Gloria is naturally upset. She comes up with a plan to gain Willows' approval through work and receive a letter of recommendation, which can then be used as their marriage license. When she goes to see Willows, she expects an older man and is thrown off-balance by his youth and charm. Without revealing her true identity, Gloria lands a job at Willows' firm as a switchboard operator. A slip of the tongue on her part, however, costs Willows a great deal of money and she is fired.

Willows calms down and tries to make it up to her, visiting the apartment Gloria shares with Sally Long, another chorus girl. While there, Willows offers Gloria her job back, which she accepts. Gloria and Willow continue to advance both their professional and personal relationships, both in and out of the office. Randy starts to see the chemistry forming between the two and gets jealous. He goes to Willows and demands a job as well. Willows learns Gloria's true identity and agrees to allow Randy and Gloria to get married, in an attempt to mask his feelings for Gloria.
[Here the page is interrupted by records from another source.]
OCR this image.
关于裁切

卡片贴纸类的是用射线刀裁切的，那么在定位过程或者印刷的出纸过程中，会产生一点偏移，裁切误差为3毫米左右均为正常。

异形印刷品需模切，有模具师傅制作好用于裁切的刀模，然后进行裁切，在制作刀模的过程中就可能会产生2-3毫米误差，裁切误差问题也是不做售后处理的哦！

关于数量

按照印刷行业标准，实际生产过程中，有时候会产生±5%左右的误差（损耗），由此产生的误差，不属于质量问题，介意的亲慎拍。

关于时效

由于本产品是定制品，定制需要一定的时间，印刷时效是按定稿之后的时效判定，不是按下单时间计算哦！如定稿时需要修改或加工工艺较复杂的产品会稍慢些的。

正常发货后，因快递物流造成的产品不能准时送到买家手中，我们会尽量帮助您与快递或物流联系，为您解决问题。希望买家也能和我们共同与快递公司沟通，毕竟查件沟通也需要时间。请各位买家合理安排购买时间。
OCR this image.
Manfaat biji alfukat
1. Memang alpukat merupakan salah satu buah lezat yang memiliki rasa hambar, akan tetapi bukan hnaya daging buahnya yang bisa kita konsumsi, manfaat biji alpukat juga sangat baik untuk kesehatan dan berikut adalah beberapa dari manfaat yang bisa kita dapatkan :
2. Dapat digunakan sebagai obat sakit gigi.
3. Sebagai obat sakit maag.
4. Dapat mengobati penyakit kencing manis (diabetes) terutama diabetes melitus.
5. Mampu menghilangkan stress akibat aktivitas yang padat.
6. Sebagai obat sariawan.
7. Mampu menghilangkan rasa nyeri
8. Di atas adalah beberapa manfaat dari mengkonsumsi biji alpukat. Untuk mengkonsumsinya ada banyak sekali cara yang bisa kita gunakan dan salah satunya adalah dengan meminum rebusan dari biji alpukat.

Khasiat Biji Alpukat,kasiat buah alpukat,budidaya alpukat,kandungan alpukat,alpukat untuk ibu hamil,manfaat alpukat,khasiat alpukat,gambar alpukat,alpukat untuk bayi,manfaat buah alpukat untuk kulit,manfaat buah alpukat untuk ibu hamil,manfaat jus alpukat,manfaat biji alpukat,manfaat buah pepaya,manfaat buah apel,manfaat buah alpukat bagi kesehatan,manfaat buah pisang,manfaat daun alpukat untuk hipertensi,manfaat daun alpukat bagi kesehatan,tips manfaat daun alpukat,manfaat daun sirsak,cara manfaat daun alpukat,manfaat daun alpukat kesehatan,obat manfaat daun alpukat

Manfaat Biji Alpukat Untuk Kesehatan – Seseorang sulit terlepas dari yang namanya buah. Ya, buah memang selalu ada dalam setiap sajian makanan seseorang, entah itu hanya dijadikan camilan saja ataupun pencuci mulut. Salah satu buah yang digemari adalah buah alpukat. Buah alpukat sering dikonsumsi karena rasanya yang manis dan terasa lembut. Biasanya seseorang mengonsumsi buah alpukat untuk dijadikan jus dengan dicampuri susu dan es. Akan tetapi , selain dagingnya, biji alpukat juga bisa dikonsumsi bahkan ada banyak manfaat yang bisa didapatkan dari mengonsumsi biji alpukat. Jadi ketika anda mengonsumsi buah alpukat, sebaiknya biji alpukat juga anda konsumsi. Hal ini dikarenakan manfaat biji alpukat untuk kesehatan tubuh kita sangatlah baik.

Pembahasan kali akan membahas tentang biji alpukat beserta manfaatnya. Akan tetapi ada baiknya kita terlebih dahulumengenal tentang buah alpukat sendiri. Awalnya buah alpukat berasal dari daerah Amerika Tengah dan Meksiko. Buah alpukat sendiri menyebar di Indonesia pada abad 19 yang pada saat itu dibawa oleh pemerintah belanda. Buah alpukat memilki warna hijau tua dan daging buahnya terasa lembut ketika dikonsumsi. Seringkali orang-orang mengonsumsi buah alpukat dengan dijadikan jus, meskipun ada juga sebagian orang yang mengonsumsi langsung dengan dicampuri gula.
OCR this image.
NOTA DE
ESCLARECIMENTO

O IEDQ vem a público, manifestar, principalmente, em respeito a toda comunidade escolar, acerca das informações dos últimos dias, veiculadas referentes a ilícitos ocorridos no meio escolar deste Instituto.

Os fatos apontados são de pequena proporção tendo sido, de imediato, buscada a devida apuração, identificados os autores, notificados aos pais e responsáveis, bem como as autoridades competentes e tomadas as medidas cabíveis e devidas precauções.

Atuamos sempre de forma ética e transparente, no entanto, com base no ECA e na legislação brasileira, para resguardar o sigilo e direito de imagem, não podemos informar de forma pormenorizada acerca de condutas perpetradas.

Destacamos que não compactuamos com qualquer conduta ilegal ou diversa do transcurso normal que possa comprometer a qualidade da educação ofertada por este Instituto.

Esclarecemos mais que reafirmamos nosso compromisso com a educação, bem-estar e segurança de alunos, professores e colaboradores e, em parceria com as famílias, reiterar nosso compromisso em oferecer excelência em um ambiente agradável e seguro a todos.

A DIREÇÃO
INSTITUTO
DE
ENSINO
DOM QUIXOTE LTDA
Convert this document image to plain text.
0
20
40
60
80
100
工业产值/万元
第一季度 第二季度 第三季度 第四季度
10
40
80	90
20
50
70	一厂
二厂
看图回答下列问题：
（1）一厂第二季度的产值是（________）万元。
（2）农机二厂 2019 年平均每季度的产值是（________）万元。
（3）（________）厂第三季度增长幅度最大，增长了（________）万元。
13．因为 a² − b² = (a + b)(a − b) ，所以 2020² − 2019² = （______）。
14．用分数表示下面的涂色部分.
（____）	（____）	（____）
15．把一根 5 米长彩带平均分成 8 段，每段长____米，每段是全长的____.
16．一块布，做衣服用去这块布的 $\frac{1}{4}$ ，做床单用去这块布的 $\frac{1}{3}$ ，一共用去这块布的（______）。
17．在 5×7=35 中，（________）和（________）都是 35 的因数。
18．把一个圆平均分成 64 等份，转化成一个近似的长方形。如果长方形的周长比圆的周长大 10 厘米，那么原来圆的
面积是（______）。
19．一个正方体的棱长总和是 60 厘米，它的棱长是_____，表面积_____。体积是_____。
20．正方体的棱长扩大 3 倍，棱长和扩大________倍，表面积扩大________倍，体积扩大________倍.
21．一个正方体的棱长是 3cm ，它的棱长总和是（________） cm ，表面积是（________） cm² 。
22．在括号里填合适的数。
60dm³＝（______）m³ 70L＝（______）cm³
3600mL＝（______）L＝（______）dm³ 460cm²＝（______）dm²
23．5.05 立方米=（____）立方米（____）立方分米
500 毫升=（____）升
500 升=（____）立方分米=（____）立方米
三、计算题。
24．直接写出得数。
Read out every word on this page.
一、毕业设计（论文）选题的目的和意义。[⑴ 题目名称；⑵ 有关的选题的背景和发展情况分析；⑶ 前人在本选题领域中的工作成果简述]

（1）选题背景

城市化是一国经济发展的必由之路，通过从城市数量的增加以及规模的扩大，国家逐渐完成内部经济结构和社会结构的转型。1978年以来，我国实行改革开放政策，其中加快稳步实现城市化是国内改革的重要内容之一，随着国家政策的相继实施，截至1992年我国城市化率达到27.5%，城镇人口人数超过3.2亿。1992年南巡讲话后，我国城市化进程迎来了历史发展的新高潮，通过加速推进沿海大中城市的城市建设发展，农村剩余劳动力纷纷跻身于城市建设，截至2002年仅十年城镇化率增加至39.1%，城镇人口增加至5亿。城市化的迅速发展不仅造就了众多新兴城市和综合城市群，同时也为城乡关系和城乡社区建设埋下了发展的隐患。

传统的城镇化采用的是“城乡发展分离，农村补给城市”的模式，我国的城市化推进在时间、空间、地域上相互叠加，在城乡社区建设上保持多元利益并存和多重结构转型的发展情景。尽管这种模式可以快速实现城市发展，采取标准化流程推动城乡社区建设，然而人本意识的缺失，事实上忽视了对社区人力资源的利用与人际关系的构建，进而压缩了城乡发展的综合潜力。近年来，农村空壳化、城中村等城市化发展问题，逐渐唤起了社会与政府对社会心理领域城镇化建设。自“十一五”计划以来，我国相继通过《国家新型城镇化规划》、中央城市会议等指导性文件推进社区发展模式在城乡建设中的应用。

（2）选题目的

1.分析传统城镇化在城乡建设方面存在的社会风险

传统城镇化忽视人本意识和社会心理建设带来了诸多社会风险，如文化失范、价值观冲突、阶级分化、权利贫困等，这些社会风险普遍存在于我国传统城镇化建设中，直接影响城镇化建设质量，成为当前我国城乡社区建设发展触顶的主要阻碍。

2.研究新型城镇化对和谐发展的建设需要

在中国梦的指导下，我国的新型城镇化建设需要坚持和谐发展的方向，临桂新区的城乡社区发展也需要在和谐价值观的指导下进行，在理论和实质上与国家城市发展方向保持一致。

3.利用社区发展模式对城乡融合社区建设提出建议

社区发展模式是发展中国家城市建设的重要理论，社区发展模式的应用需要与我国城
While walking down the aisle at the wedding, a ghost like figure of each character acts as a personification of their inner thoughts and the viewer learns that Randy no longer wants to get married and Gloria and Willows have both fallen for each other. Randy pretends to faint in hopes of ending the wedding, and Gloria and Willows take this opportunity to run away together.

== Cast ==

- Joan Bennett as Gloria Winters
- Franchot Tone as Mark Willows
- John Hubbard as Randy Bradford
- Eve Arden as Sally Long
- William Tracy as Benny
- Pierre Watkin as George Wharton
- Almira Sessions as Elaine Wingate
- Thurston Hall as J.D. Sutton
- Grady Sutton as Ogleby
- Luis Alberni as Inventor
- Francis Compton as Tompkins
- Dick Elliott as Broker
- Selmer Jackson as Broker
- Forbes Murray as Broker
- Roscoe Ates as Gas Station Attendant
- Chester Clute as Butter and Egg Man
- George Lloyd as Cop
- Frank Sully as Cop
- Eddie Conrad as Waiter
- Patti McCarty as Hat Check Girl
- William 'Billy' Benedict as Singing Telegraph Boy
- Fern Emmett as Woman Applicant
- Walter Soderling as Building Utility Man
- Don Beddoe as Barber
- Patricia Hill as Manicurist
- Onest Conley as Shoeshine Boy
- George Hickman as Elevator Operator
- Don Marion as Elevator Operator
- Alice Keating as Telephone Operator
- Dave Willock as Messenger Boy
- Thom Metzetti as Milkman
- George Beranger as Head Waiter
- Byron Foulger as 	Man in the Elevator
- Charles Lane as Coney Island Bus Driver

== Adaptions ==
She Knew All The Answers was adapted from a short story by Jane Allen entitled "A Girls Best Friend Is Wall Street". This story was printed in Cosmopolitan Magazine in December, 1938. On January 11, 1943, Lux Radio Theater ran a 56-minute adaption of the movie, starring Joan Bennett and Preston Foster.

==Bibliography==
- Tucker, David C. Eve Arden: A Chronicle of All Film, Television, Radio and Stage Performances. McFarland, 2014.